The closeup on the flower may make this plant a bit hard to ID but it's a Zauschneria canum, now classified as Epilobium canum. This one is E.canum ssp. garrettii 'Orange Carpet.' There's definitely a bit more orange to the flower than on the straight species. Here the flower seems propelled away from the foliage, almost like a shooting star.
Here's the plant of the month and if you're a chocolate lover then the plant of the year! Let me introduce you to (drum roll) ... Scorzonera hispanica. If you've never heard of it, well, either had I. But it has been cultivated for a very long time, in part because it produces an edible carrot-like root that is said to taste a bit like oysters crossed with asparagus! You're not likely to grow it for that but for the fact that the flowers exude an intense chocolate fragrance.

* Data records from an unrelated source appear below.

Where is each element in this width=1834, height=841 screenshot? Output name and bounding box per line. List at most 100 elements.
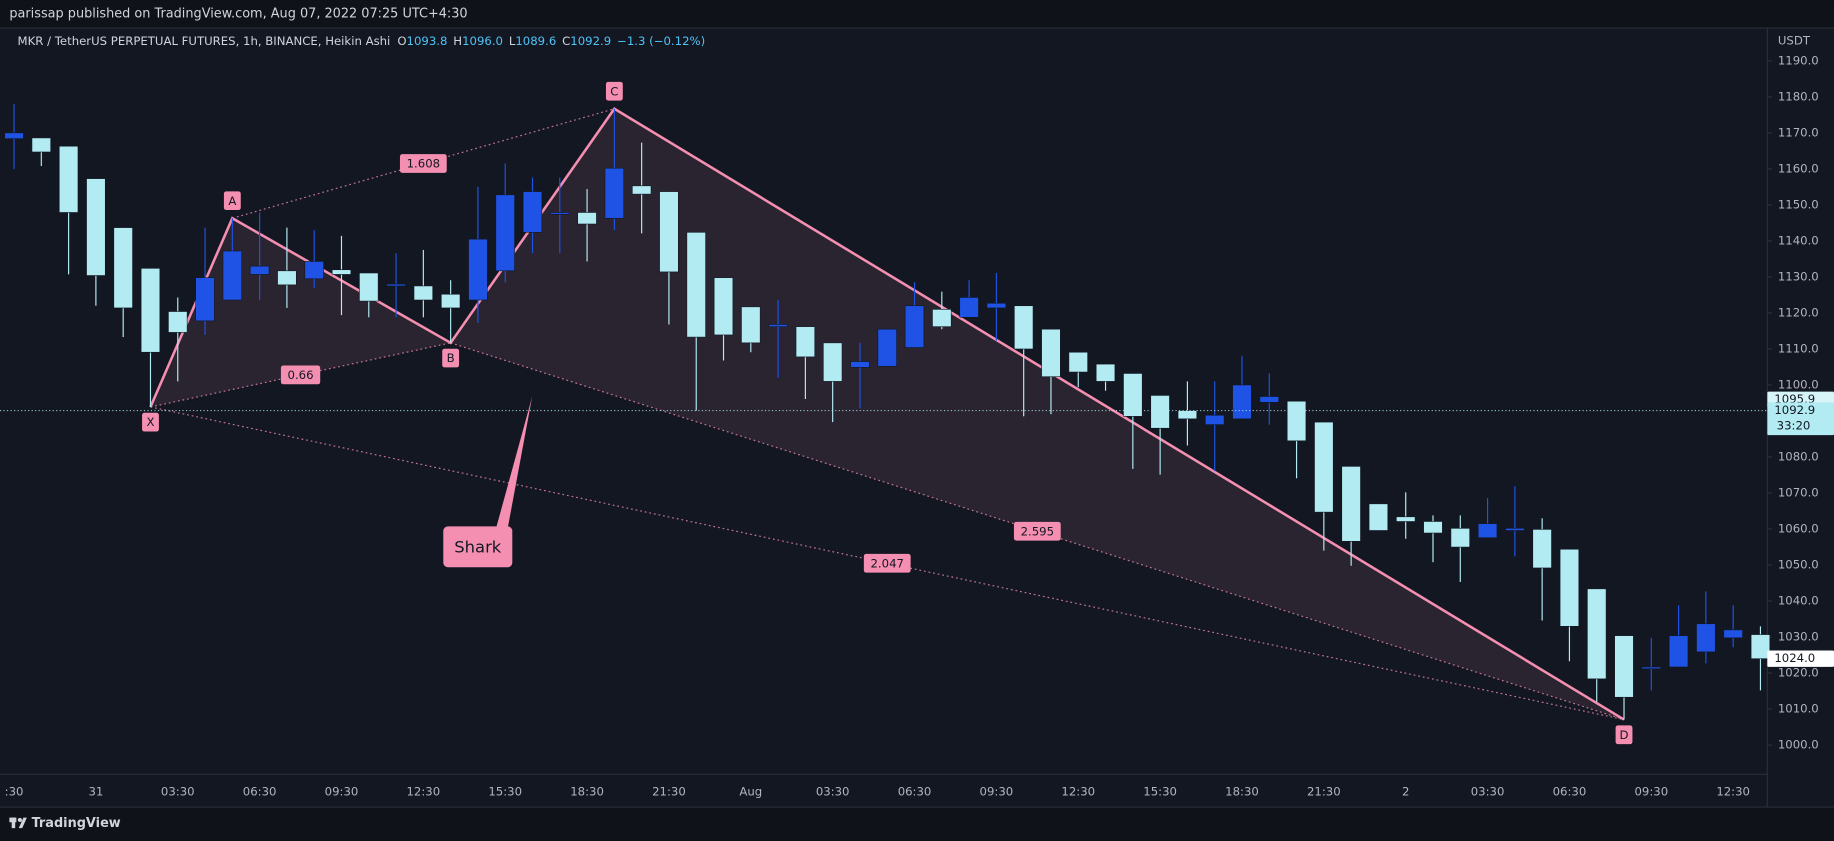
point-label-group: X [142, 412, 159, 432]
candle-body [1341, 466, 1361, 542]
ohlc-label: O [397, 33, 406, 47]
point-label: D [1620, 728, 1629, 742]
y-tick-label: 1050.0 [1778, 558, 1819, 572]
point-label: X [146, 415, 154, 429]
x-tick-label: 15:30 [488, 784, 522, 798]
point-label-group: C [605, 81, 623, 101]
x-tick-label: 21:30 [652, 784, 686, 798]
candle-body [1614, 635, 1634, 698]
candle-body [1450, 528, 1470, 548]
candle-body [659, 191, 679, 273]
point-label: C [610, 84, 618, 98]
candle-body [959, 297, 979, 318]
candle-body [1286, 400, 1307, 442]
x-tick-label: 09:30 [980, 784, 1014, 798]
candle-body [1368, 503, 1389, 531]
point-label-box [442, 348, 460, 368]
candle-body [113, 227, 133, 309]
y-tick-label: 1060.0 [1778, 522, 1819, 536]
candle-body [1587, 588, 1607, 680]
point-label-group: B [442, 348, 460, 368]
candle-body [140, 268, 161, 353]
candle-body [713, 277, 734, 336]
candle-body [686, 231, 706, 338]
candle-body [795, 326, 816, 358]
candle-body [1068, 351, 1088, 373]
point-label-box [223, 191, 241, 211]
price-tag-box [1767, 402, 1834, 436]
candle-body [1095, 363, 1116, 382]
ratio-line [232, 108, 615, 219]
y-tick-label: 1130.0 [1778, 269, 1819, 283]
y-tick-label: 1150.0 [1778, 197, 1819, 211]
candle-body [577, 212, 597, 225]
candle-body [386, 283, 406, 287]
candle-body [850, 361, 870, 368]
ratio-label-group: 2.047 [863, 553, 911, 573]
candle-body [249, 265, 270, 275]
pattern-name: Shark [454, 537, 502, 556]
y-tick-label: 1140.0 [1778, 233, 1819, 247]
candle-body [468, 238, 488, 301]
x-tick-label: 18:30 [570, 784, 604, 798]
y-tick-label: 1100.0 [1778, 377, 1819, 391]
candle-body [1396, 516, 1416, 522]
legend: MKR / TetherUS PERPETUAL FUTURES, 1h, BI… [18, 33, 706, 47]
ohlc-label: L [509, 33, 516, 47]
candle-body [550, 212, 570, 215]
ratio-label-group: 1.608 [399, 154, 447, 173]
ohlc-value: 1092.9 [570, 33, 611, 47]
x-tick-label: 31 [88, 784, 103, 798]
ohlc-label: C [562, 33, 570, 47]
candle-body [195, 277, 215, 322]
y-tick-label: 1010.0 [1778, 702, 1819, 716]
ratio-label: 2.595 [1021, 524, 1054, 538]
candle-body [1423, 521, 1443, 534]
ratio-label: 1.608 [407, 157, 440, 171]
candle-body [58, 145, 79, 213]
candle-body [86, 178, 106, 276]
candle-body [1150, 395, 1170, 429]
x-tick-label: 06:30 [898, 784, 932, 798]
x-tick-label: 21:30 [1307, 784, 1341, 798]
candle-body [277, 270, 297, 286]
point-label-group: D [1615, 725, 1633, 745]
callout-pointer [495, 396, 533, 529]
y-tick-label: 1160.0 [1778, 161, 1819, 175]
symbol: MKR / TetherUS PERPETUAL FUTURES, 1h, BI… [18, 33, 391, 47]
published: parissap published on TradingView.com, A… [9, 7, 467, 22]
candle-body [877, 328, 897, 367]
point-label-box [1615, 725, 1633, 745]
candle-body [1641, 666, 1661, 670]
x-tick-label: 12:30 [407, 784, 441, 798]
x-tick-label: 06:30 [1553, 784, 1587, 798]
x-tick-label: 18:30 [1225, 784, 1259, 798]
ratio-label-box [399, 154, 447, 173]
candle-body [1668, 635, 1689, 668]
x-tick-label: 12:30 [1716, 784, 1750, 798]
price-tag-box [1767, 650, 1834, 667]
candle-body [1259, 396, 1279, 403]
y-tick-label: 1020.0 [1778, 666, 1819, 680]
candle-body [331, 269, 352, 275]
candle-body [632, 185, 652, 195]
candle-body [304, 261, 324, 280]
x-tick-label: Aug [739, 784, 762, 798]
top-bar [0, 0, 1834, 29]
y-tick-label: 1070.0 [1778, 486, 1819, 500]
candle-body [1750, 634, 1771, 660]
bottom-bar [0, 807, 1834, 841]
candle-body [1505, 528, 1525, 531]
callout-box [443, 526, 513, 568]
ohlc-value: 1089.6 [515, 33, 556, 47]
ratio-label-group: 0.66 [280, 365, 321, 385]
y-tick-label: 1030.0 [1778, 630, 1819, 644]
ratio-label: 2.047 [871, 556, 904, 570]
x-tick-label: 09:30 [325, 784, 359, 798]
x-tick-label: 12:30 [1061, 784, 1095, 798]
y-tick-label: 1170.0 [1778, 125, 1819, 139]
point-label-box [605, 81, 623, 101]
x-tick-label: 03:30 [161, 784, 195, 798]
x-tick-label: 2 [1402, 784, 1409, 798]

Plants like chocolate cosmos barely register next to the heady chocolate fragrance of this perennial.
Dahlia 'Coupe de Soleil.' A very pretty formal double dahlia that this year surprised me by also producing a few white flowers and combinations in between.
My favorite Agastache, A. Grapefruit Nectar, doesn't smell like that fruit but has a very pleasing sweet smell. And it is floriferous, not just in volume and duration but it has this neat trick of producing both pink and yellow flowers on the same plant.

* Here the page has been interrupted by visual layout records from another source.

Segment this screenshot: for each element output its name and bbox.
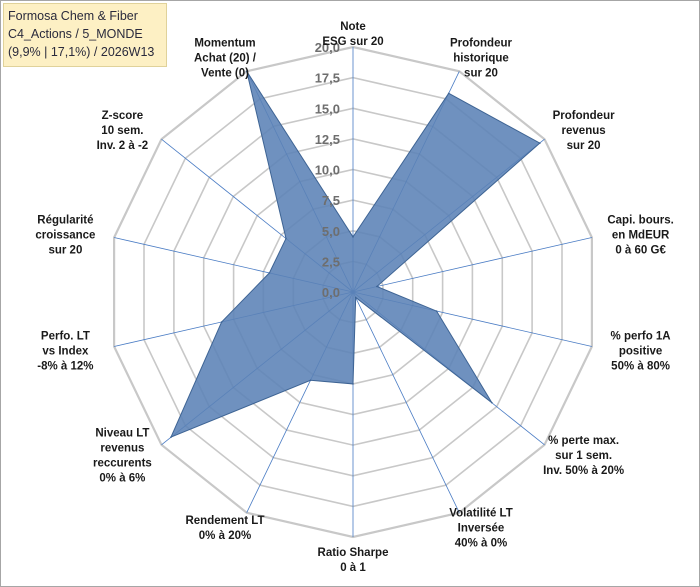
data-point xyxy=(285,237,287,240)
axis-label-line: % perfo 1A xyxy=(611,331,671,343)
title-box: Formosa Chem & Fiber C4_Actions / 5_MOND… xyxy=(3,3,167,67)
axis-label-line: 0 à 60 G€ xyxy=(615,244,666,256)
axis-label: Niveau LT revenus reccurents 0% à 6% xyxy=(93,428,152,485)
axis-label-line: Z-score xyxy=(102,110,144,122)
axis-label-line: Niveau LT xyxy=(95,428,149,440)
spoke-line xyxy=(352,237,592,293)
axis-label-line: reccurents xyxy=(93,458,152,470)
title-line-3: (9,9% | 17,1%) / 2026W13 xyxy=(8,45,155,59)
tick-label: 20,0 xyxy=(315,40,340,55)
data-point xyxy=(352,236,354,238)
axis-label-line: Rendement LT xyxy=(185,515,264,527)
axis-label-line: Régularité xyxy=(37,214,93,226)
tick-label: 15,0 xyxy=(315,101,340,116)
axis-label-line: 10 sem. xyxy=(101,125,143,137)
data-point xyxy=(268,272,271,274)
axis-label: Rendement LT 0% à 20% xyxy=(185,515,264,542)
axis-label: Momentum Achat (20) / Vente (0) xyxy=(194,37,257,79)
data-point xyxy=(354,296,357,299)
title-line-1: Formosa Chem & Fiber xyxy=(8,9,138,23)
radar-axis-labels: Note ESG sur 20 Profondeur historique sur 20… xyxy=(35,21,673,574)
axis-label-line: vs Index xyxy=(42,346,89,358)
axis-label-line: Inversée xyxy=(458,523,505,535)
spoke-line xyxy=(352,291,460,513)
axis-label-line: Perfo. LT xyxy=(41,331,90,343)
title-line-2: C4_Actions / 5_MONDE xyxy=(8,27,143,41)
data-point xyxy=(309,379,312,382)
axis-label-line: Inv. 50% à 20% xyxy=(543,465,624,477)
tick-label: 17,5 xyxy=(315,71,340,86)
axis-label-line: % perte max. xyxy=(548,435,619,447)
axis-label-line: Inv. 2 à -2 xyxy=(97,140,149,152)
axis-label-line: Momentum xyxy=(194,37,255,49)
radar-tick-labels: 0,0 2,5 5,0 7,5 10,0 12,5 15,0 17,5 20,0 xyxy=(315,40,340,300)
axis-label-line: sur 20 xyxy=(567,140,601,152)
axis-label-line: revenus xyxy=(100,443,144,455)
data-point xyxy=(170,436,172,438)
data-point xyxy=(376,285,378,288)
axis-label-line: sur 1 sem. xyxy=(555,450,612,462)
tick-label: 7,5 xyxy=(322,193,340,208)
data-point xyxy=(220,321,223,323)
axis-label-line: -8% à 12% xyxy=(37,361,93,373)
tick-label: 2,5 xyxy=(322,254,340,269)
axis-label: % perte max. sur 1 sem. Inv. 50% à 20% xyxy=(543,435,624,477)
axis-label: Volatilité LT Inversée 40% à 0% xyxy=(449,508,512,550)
data-point xyxy=(539,142,541,144)
tick-label: 5,0 xyxy=(322,224,340,239)
tick-label: 12,5 xyxy=(315,132,340,147)
axis-label-line: Note xyxy=(340,21,366,33)
data-point xyxy=(245,70,248,73)
axis-label-line: 50% à 80% xyxy=(611,361,670,373)
axis-label-line: 0 à 1 xyxy=(340,562,366,574)
axis-label-line: positive xyxy=(619,346,662,358)
axis-label-line: sur 20 xyxy=(48,244,82,256)
axis-label-line: croissance xyxy=(35,229,95,241)
axis-label-line: historique xyxy=(453,52,509,64)
axis-label-line: 40% à 0% xyxy=(455,538,507,550)
axis-label-line: Volatilité LT xyxy=(449,508,512,520)
axis-label: Profondeur revenus sur 20 xyxy=(553,110,615,152)
axis-label-line: Vente (0) xyxy=(201,67,249,79)
radar-series xyxy=(170,70,541,439)
axis-label: Z-score 10 sem. Inv. 2 à -2 xyxy=(97,110,149,152)
axis-label: Ratio Sharpe 0 à 1 xyxy=(318,547,389,574)
axis-label-line: Achat (20) / xyxy=(194,52,257,64)
axis-label-line: 0% à 6% xyxy=(99,473,145,485)
axis-label: Profondeur historique sur 20 xyxy=(450,37,512,79)
axis-label-line: Capi. bours. xyxy=(607,214,673,226)
axis-label: Perfo. LT vs Index -8% à 12% xyxy=(37,331,93,373)
axis-label-line: 0% à 20% xyxy=(199,530,251,542)
tick-label: 0,0 xyxy=(322,285,340,300)
data-point xyxy=(447,92,450,95)
data-point xyxy=(491,401,493,404)
axis-label: Régularité croissance sur 20 xyxy=(35,214,95,256)
axis-label-line: Ratio Sharpe xyxy=(318,547,389,559)
data-point xyxy=(352,383,354,385)
tick-label: 10,0 xyxy=(315,163,340,178)
axis-label: Capi. bours. en MdEUR 0 à 60 G€ xyxy=(607,214,673,256)
axis-label: Note ESG sur 20 xyxy=(322,21,383,48)
axis-label-line: sur 20 xyxy=(464,67,498,79)
data-point xyxy=(435,310,438,312)
axis-label: % perfo 1A positive 50% à 80% xyxy=(611,331,671,373)
axis-label-line: ESG sur 20 xyxy=(322,36,383,48)
axis-label-line: Profondeur xyxy=(450,37,512,49)
axis-label-line: Profondeur xyxy=(553,110,615,122)
axis-label-line: en MdEUR xyxy=(612,229,670,241)
axis-label-line: revenus xyxy=(562,125,606,137)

Sometimes simple is best. The flowers on Salvia azurea are just one color (though it has a paler blue 'throat') but when that color is a robin's egg blue then all is good. This guy didn't bloom its first year, went deciduous, then sort of hid among another agastache's leaves. I didn't realize it had survived until the first flowers appeared yesterday.
Who doesn't like Justicias? Sometimes collectively called Plume flower or Shrimp plant, these South and Central American natives have that tropical look to them that is most pleasing. The flashy red parts are of course the bracts, with the pretty two lipped lavender portions being the flowers themselves. I thought our week-long freeze last winter killed it but it has returned good as new!
If it looks like a duck and quacks like a duck ... These sweet little double, mini calibrachoas throw some people at first, being half the size but having the inner petals. This particular one, MiniFamous Double Peach calibrachoa, is an especially lovely one and has proved tougher than it looks, now back for year three.